O aumento da depressão entre os jovens no Brasil
Enviada em 01/11/2017
A depressão e os Jovens
“Agente pode estar sozinha mesmo quando é amada por muitas pessoas” disse Anne Frank, vítima da perseguição nazista, em seu diário publicado postumamente. É possível refletir com essa declaração que o sentimento de solidão é algo de foro íntimo e muitas vezes independe de quem está ao redor, justamente por isso , tem sido um desafio a detecção e combate à depressão crescente entre os jovens brasileiros.
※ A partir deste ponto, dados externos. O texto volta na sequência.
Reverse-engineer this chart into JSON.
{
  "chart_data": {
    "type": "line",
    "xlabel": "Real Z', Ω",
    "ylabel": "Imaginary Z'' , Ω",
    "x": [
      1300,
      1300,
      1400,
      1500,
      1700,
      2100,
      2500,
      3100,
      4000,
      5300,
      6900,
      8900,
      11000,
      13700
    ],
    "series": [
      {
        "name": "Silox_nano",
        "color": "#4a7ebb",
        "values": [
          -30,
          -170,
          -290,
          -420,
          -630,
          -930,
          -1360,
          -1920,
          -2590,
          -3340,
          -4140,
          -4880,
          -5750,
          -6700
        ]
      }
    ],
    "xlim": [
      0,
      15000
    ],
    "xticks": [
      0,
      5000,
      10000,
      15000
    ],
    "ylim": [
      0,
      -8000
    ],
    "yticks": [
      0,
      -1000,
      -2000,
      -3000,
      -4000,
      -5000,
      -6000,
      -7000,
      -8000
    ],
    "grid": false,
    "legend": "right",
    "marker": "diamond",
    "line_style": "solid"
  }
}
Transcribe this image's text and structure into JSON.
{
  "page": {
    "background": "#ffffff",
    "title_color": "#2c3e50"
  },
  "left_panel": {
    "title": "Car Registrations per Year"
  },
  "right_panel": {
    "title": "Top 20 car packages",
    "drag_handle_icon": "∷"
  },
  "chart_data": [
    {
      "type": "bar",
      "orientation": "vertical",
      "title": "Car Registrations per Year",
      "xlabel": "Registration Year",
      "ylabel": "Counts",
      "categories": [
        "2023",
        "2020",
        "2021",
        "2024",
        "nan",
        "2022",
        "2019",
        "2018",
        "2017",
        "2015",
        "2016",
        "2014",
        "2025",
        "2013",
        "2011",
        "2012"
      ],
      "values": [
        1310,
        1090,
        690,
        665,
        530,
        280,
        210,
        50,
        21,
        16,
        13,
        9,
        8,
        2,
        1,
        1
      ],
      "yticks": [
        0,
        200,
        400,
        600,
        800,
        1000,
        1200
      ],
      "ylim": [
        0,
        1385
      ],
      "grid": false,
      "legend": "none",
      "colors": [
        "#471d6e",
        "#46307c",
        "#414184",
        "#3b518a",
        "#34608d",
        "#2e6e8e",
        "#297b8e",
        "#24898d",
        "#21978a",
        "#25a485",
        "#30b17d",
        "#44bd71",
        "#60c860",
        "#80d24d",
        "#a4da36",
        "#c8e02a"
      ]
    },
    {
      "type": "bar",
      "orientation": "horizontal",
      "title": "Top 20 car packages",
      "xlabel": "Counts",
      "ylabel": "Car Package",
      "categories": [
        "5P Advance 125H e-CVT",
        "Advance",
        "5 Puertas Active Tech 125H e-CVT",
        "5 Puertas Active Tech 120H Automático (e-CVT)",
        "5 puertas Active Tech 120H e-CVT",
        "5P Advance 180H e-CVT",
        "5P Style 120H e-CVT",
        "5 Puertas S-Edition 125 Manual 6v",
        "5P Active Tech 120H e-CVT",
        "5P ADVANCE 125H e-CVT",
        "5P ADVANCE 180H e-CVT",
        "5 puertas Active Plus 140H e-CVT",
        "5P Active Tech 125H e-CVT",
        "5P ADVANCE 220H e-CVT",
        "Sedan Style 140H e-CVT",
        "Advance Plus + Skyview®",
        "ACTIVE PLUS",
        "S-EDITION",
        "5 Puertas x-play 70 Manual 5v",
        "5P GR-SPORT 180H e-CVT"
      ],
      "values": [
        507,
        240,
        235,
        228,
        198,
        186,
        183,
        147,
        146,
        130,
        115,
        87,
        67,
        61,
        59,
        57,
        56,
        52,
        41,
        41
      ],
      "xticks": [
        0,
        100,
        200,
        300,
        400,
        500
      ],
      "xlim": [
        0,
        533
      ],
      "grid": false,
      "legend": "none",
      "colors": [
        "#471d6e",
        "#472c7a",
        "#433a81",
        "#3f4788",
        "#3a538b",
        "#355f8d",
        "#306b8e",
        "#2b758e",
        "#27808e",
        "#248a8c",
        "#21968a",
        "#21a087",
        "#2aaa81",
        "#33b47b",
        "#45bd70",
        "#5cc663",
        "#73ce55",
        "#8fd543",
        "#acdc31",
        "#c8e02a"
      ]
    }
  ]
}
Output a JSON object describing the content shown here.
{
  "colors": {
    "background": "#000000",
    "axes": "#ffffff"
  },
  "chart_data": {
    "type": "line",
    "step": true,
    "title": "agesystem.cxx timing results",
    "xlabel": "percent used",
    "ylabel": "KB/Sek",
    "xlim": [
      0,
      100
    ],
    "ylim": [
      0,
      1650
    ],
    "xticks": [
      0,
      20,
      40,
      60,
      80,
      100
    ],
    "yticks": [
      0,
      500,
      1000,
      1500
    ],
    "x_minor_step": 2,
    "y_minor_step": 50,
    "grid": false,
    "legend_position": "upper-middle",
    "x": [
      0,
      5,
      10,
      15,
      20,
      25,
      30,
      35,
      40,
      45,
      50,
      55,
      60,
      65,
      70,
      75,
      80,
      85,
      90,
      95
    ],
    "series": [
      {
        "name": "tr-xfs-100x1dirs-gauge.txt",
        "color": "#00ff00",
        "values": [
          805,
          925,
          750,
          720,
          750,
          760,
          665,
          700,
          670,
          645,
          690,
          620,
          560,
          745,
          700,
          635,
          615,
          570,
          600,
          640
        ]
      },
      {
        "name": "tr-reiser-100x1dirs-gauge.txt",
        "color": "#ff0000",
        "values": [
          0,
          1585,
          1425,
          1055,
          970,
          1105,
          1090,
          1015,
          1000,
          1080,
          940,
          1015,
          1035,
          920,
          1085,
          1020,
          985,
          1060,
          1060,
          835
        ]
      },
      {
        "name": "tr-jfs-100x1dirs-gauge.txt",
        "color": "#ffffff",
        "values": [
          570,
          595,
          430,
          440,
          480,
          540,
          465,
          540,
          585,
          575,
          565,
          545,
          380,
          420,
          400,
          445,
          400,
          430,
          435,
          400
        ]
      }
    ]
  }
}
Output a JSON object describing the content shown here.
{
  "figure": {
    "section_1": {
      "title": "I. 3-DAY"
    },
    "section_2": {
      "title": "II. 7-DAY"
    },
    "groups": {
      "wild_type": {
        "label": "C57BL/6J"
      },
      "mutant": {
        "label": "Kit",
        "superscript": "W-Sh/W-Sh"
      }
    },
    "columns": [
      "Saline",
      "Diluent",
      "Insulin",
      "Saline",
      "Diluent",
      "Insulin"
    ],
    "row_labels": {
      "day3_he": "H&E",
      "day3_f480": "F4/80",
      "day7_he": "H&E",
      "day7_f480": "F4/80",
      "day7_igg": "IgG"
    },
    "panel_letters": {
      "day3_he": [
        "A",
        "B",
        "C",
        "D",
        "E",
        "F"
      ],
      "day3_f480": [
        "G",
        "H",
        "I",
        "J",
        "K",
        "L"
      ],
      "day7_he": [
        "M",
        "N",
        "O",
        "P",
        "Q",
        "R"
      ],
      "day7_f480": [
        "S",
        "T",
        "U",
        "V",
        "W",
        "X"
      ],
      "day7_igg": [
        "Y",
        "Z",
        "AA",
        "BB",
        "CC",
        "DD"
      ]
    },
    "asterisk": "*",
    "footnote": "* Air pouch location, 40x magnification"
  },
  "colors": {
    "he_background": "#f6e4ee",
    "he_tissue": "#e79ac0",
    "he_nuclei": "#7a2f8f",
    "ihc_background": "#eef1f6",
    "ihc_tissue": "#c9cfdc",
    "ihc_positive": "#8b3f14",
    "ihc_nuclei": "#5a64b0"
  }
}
Nesse sentido, convém discutirmos aspectos históricos e culturais desta problemática.
Se a peste bubônica acometeu uma grande parte da população mundial e dizimou boa parte da população européia no século XIV, a depressão tem se mostrado com um potencial semelhante. São inúmeros os casos dessa doença atendidos pelos consultórios médicos, em especial os jovens. O comportamento constantemente irritadiço, triste ou atormentado afetando as relações desses jovens nos grupos sociais a que pertencem, exprimem sinais dessa enfermidade. O isolamento e a vulnerabilidade apresentada por esse público, pode culminar em suicídio.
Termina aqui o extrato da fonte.